Печенье, которым, «эт-самое», его потчевал патер, было с пикантным вкусом тмина. Нотариус Тутусаус всегда придерживался мнения, что сельские жители – истинные знатоки кулинарии. Не в том же смысле, что и любители не совсем понятных деликатесов с гусиной печенью и икрой, которых он время от времени встречал в Барселоне, но, без сомнения, хорошо поесть они умели. Да и мускат был великолепный…
– Вы понимаете, о чем я? – повторил священник по окончании небольшого монолога, который гулко отдавался от стен приходского кабинета, не производя на слушателя ни малейшего эффекта.
– Да, целиком и полностью, – покривил душой его собеседник. И с целью несколько его ошарашить добавил: – И все-таки я в этом усматриваю
– В каком смысле? – всполошился священник, который по-латыни знал только мессу и тексты из молитвенника и на экзамене по переводу с треском бы провалился.
Нотариус пояснил, с профессорским терпением. Каким же образом таинство, по самому существу своему являющееся сокровенным, может быть принято совместно или же при свидетелях? На что священник, который, не будучи особо начитанным, тоже был не промах, перебил его: «Ну уж, ну уж, как же, эт-самое, сеньор Тутусаус, вы что же: в таинстве исповеди ничего совместного и быть не может; при таинстве исповеди присутствую я, то есть ну как же». И начал возмущаться, потому что в этом вопросе у него не было ни малейших сомнений: «Даже сам Бог не может вместо меня присутствовать при исповеди, будь оно неладно.
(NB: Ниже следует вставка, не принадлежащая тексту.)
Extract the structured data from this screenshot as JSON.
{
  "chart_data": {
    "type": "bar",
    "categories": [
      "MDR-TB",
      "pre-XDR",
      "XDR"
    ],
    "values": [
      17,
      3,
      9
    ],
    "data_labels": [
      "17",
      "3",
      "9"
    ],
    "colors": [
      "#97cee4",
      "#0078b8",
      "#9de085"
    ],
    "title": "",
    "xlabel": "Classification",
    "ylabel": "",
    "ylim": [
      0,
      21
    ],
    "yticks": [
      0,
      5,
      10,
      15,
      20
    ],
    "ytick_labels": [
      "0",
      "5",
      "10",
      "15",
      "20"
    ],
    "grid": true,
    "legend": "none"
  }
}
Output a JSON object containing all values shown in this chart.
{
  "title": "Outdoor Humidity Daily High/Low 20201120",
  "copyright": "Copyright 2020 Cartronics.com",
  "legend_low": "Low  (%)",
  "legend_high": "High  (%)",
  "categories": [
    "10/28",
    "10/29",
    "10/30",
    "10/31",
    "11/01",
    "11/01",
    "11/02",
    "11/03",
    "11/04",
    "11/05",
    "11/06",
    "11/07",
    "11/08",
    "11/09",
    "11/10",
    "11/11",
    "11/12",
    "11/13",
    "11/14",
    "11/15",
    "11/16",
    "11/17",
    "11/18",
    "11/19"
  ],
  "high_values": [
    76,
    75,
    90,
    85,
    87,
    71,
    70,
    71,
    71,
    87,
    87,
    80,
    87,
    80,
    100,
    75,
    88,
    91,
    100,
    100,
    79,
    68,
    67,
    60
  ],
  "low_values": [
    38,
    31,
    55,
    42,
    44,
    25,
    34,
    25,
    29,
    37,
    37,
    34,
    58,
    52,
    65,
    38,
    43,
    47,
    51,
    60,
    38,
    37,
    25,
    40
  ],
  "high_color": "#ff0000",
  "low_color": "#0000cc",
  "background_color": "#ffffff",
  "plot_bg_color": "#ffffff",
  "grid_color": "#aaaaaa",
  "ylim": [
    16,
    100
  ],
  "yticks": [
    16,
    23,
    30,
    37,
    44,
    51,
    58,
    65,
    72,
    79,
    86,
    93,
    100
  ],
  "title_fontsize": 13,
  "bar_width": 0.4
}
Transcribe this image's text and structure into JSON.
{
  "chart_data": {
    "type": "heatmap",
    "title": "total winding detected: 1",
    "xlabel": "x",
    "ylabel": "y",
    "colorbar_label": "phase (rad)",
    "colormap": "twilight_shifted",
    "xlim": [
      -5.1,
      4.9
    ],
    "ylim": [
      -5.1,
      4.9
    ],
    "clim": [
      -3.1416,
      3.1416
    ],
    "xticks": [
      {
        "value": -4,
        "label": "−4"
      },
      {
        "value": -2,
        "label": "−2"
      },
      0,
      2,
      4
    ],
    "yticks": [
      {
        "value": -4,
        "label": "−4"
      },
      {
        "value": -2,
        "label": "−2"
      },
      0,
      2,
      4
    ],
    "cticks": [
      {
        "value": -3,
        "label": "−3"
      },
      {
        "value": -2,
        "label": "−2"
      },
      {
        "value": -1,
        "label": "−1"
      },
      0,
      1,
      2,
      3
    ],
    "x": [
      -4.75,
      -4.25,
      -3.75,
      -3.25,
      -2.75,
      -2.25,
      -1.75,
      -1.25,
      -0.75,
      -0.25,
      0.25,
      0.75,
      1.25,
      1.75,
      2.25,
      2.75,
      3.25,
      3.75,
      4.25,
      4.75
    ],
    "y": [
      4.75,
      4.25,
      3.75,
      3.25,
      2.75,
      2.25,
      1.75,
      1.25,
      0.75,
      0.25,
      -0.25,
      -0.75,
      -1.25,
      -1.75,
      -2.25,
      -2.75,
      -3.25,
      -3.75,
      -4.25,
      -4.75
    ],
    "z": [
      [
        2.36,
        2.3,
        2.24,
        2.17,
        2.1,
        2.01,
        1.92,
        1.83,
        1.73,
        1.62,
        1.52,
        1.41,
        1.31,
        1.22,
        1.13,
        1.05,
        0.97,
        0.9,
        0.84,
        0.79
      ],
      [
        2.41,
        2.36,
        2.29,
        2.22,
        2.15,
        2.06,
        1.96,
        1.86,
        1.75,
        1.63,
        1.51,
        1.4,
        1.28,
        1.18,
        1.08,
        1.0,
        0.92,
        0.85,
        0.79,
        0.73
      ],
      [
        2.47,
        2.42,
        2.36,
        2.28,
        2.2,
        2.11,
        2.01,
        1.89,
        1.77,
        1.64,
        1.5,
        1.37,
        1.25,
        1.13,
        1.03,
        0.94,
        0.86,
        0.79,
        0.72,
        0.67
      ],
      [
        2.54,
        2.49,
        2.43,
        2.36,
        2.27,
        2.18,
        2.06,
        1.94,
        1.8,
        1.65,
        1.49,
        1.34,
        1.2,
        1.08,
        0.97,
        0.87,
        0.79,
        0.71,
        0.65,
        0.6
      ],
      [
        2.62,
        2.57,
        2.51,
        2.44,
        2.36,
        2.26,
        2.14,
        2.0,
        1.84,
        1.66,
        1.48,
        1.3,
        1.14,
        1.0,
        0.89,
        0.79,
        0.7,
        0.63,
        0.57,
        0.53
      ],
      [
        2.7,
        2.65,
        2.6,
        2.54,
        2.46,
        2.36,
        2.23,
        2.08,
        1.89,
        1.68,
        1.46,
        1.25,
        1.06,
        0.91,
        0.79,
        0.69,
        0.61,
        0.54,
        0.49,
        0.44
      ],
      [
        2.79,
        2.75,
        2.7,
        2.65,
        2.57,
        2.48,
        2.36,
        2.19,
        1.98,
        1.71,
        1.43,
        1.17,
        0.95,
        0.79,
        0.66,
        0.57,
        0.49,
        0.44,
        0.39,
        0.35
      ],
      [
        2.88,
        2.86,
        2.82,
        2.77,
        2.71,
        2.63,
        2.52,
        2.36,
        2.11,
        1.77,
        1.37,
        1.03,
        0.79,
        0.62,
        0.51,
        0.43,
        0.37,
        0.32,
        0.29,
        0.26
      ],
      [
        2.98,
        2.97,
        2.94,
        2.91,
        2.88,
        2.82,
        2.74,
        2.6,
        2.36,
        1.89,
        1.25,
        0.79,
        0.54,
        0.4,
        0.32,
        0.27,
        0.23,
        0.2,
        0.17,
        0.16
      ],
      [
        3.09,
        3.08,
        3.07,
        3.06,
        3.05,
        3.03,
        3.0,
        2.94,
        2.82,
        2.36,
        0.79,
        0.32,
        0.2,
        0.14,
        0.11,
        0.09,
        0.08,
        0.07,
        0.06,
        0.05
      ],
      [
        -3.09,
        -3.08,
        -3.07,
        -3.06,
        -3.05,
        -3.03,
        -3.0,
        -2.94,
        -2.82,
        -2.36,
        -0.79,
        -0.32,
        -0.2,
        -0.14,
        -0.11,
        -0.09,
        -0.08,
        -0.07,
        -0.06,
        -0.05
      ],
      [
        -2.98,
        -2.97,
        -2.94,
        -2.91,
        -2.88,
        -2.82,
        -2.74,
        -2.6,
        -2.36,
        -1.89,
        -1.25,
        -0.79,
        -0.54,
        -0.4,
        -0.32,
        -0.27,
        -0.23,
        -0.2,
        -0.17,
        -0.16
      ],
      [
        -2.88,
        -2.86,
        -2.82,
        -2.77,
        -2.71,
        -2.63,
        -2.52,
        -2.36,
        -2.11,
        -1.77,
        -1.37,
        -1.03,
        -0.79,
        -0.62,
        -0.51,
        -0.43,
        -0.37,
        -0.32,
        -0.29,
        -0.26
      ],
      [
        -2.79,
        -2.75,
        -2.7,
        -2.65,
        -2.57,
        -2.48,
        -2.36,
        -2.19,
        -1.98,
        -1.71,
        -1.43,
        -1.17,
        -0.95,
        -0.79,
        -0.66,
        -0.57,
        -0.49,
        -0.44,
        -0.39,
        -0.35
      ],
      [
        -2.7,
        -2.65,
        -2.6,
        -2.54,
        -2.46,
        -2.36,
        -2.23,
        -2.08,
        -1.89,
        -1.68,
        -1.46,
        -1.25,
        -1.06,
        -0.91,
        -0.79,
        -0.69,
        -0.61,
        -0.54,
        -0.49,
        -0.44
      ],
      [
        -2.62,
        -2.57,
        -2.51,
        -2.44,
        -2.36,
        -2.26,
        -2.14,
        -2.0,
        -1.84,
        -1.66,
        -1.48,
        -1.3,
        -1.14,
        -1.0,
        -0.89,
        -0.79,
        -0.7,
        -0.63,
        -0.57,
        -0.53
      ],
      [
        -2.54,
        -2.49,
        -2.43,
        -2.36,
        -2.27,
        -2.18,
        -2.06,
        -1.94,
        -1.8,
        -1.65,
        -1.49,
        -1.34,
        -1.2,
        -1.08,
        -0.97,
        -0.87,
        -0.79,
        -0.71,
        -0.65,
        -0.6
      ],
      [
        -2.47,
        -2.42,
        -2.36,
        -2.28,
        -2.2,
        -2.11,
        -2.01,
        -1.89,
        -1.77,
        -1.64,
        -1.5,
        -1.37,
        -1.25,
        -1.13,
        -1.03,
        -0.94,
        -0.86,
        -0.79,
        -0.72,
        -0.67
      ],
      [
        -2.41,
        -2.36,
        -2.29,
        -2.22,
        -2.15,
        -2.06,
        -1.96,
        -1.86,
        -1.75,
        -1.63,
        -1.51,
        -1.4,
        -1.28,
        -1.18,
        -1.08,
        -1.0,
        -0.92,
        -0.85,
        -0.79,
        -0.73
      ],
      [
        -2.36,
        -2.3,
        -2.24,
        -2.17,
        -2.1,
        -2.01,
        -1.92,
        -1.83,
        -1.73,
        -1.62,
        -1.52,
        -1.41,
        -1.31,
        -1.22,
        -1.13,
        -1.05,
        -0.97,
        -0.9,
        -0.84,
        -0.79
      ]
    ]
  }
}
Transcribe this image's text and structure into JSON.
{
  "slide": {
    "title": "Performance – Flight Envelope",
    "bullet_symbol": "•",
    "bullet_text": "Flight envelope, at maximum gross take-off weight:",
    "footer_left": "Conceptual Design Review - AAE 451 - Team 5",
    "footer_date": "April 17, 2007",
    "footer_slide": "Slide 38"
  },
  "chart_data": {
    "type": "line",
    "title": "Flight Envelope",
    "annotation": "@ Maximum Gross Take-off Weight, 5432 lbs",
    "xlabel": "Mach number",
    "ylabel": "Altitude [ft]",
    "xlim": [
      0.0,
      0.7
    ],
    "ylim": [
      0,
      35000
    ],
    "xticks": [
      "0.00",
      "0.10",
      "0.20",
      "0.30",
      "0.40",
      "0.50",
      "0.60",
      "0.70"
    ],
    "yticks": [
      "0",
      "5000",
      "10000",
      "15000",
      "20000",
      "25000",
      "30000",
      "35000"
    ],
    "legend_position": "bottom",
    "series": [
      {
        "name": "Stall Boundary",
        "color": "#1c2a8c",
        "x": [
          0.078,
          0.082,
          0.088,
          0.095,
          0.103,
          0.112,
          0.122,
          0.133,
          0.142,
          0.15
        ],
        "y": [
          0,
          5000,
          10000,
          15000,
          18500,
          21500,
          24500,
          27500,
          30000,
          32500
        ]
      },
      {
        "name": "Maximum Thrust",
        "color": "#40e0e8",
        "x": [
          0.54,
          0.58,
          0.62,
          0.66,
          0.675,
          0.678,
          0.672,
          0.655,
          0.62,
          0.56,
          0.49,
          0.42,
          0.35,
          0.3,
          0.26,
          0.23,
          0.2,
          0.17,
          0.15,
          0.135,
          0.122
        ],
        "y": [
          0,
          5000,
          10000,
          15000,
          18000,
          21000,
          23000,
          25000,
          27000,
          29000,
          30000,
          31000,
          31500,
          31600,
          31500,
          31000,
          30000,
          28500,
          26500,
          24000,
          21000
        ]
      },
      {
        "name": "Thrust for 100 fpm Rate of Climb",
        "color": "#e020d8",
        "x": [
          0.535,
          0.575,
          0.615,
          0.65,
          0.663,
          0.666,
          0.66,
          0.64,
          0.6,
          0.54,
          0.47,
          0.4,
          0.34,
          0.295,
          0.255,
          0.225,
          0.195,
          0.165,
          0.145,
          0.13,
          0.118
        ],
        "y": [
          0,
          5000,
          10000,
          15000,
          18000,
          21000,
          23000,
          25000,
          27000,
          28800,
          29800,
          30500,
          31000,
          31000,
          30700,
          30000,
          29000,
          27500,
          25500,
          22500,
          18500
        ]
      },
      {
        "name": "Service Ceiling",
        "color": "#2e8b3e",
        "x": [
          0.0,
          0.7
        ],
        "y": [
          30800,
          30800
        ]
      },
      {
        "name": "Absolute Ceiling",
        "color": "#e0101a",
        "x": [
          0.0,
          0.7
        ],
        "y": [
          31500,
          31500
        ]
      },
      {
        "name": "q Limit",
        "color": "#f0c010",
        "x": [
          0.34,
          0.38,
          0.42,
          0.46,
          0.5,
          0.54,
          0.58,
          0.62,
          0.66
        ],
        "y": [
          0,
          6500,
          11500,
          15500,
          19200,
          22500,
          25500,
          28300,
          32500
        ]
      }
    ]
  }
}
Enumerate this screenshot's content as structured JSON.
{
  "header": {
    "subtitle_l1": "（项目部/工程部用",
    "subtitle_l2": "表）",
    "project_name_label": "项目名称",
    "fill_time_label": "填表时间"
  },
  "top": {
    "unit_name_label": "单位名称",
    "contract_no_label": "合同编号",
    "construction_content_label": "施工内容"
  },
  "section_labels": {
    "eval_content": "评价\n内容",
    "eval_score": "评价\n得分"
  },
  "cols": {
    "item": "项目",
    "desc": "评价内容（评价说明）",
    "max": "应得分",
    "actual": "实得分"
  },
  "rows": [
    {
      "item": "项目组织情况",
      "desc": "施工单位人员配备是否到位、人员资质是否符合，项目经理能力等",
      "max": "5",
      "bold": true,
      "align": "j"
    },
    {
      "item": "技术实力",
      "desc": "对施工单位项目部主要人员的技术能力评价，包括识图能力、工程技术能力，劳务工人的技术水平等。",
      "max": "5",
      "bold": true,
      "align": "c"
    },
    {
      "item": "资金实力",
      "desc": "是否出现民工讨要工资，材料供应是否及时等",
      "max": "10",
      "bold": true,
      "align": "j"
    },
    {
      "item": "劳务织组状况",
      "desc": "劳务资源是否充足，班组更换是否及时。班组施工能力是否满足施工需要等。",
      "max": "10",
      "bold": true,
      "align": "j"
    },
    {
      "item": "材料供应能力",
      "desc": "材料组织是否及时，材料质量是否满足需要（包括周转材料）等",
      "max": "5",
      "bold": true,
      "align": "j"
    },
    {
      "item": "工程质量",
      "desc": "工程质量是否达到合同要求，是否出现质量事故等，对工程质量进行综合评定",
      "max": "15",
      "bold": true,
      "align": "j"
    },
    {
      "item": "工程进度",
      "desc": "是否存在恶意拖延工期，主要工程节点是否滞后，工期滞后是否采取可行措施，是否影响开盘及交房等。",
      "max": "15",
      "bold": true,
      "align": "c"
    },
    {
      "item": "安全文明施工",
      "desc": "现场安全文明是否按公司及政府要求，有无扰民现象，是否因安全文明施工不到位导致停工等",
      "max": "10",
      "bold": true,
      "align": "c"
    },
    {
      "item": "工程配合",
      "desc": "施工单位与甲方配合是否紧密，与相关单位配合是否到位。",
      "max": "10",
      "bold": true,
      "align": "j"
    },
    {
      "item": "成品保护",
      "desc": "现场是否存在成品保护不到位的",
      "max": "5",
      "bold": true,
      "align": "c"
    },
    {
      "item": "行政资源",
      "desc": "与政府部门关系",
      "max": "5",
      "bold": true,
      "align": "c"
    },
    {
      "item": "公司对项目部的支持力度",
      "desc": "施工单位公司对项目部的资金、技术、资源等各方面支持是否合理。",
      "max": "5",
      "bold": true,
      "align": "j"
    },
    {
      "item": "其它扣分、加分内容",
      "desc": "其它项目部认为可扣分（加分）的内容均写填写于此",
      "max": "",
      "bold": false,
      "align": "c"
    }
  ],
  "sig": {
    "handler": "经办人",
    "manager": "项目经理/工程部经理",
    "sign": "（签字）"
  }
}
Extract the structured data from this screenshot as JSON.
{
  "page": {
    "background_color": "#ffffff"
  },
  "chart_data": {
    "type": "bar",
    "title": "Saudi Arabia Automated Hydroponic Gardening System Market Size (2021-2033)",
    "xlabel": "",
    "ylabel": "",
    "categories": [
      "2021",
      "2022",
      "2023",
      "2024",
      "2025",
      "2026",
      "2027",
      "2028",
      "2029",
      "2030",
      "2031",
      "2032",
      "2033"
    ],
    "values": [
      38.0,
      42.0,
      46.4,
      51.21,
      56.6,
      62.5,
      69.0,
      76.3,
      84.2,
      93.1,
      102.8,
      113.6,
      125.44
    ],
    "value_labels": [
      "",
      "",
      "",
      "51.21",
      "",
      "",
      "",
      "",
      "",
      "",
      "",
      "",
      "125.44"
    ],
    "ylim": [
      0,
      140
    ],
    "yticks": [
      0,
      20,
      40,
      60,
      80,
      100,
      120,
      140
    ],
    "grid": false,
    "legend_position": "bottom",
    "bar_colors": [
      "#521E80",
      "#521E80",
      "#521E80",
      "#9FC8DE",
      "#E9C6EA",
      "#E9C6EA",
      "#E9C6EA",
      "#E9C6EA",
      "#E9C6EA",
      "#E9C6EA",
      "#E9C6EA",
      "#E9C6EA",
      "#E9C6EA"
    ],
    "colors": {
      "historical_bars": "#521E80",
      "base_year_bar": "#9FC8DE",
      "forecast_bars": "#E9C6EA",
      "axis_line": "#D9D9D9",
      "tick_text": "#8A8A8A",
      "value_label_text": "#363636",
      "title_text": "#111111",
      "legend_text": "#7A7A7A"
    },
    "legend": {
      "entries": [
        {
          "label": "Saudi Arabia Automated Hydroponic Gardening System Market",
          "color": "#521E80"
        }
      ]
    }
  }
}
Вот что я вам скажу: даже сам Бог не может! А если случится такое, слышите, если случится такое, как в этот раз, и кто-то окажется свидетелем исповеди, то свидетель тот молчок и рот на замок…»
– Да, но от меня же требуется, чтобы я удостоверил факты.
– Ну так удостоверьте, раз такова его, эт-самое, воля! – горячился священник, поскольку жизнь среди сельских жителей источила ту малую толику терпения, какая еще у него оставалась после окончания семинарии.
Наступило молчание, которым патер воспользовался, чтобы прийти в себя, а нотариус, чтобы съесть парочку, нет, все-таки еще одно, потом еще одно, ну вот, теперь уже последнее печенье с тмином. И выпить еще бокальчик муската. По окончании десяти минут и целого блюда печенья теологические сомнения нотариуса полностью сошли на нет. Особенную помощь в этом им оказал детальный просмотр изъеденного крысами тома, который отец Жуан хранил в шкафу в кабинете, а именно канонов восемьсот восемьдесят шестого, восемьсот восемьдесят восьмого и восемьсот восемьдесят девятого, пункт первый и второй, главы первой книги четвертой Кодекса канонического права.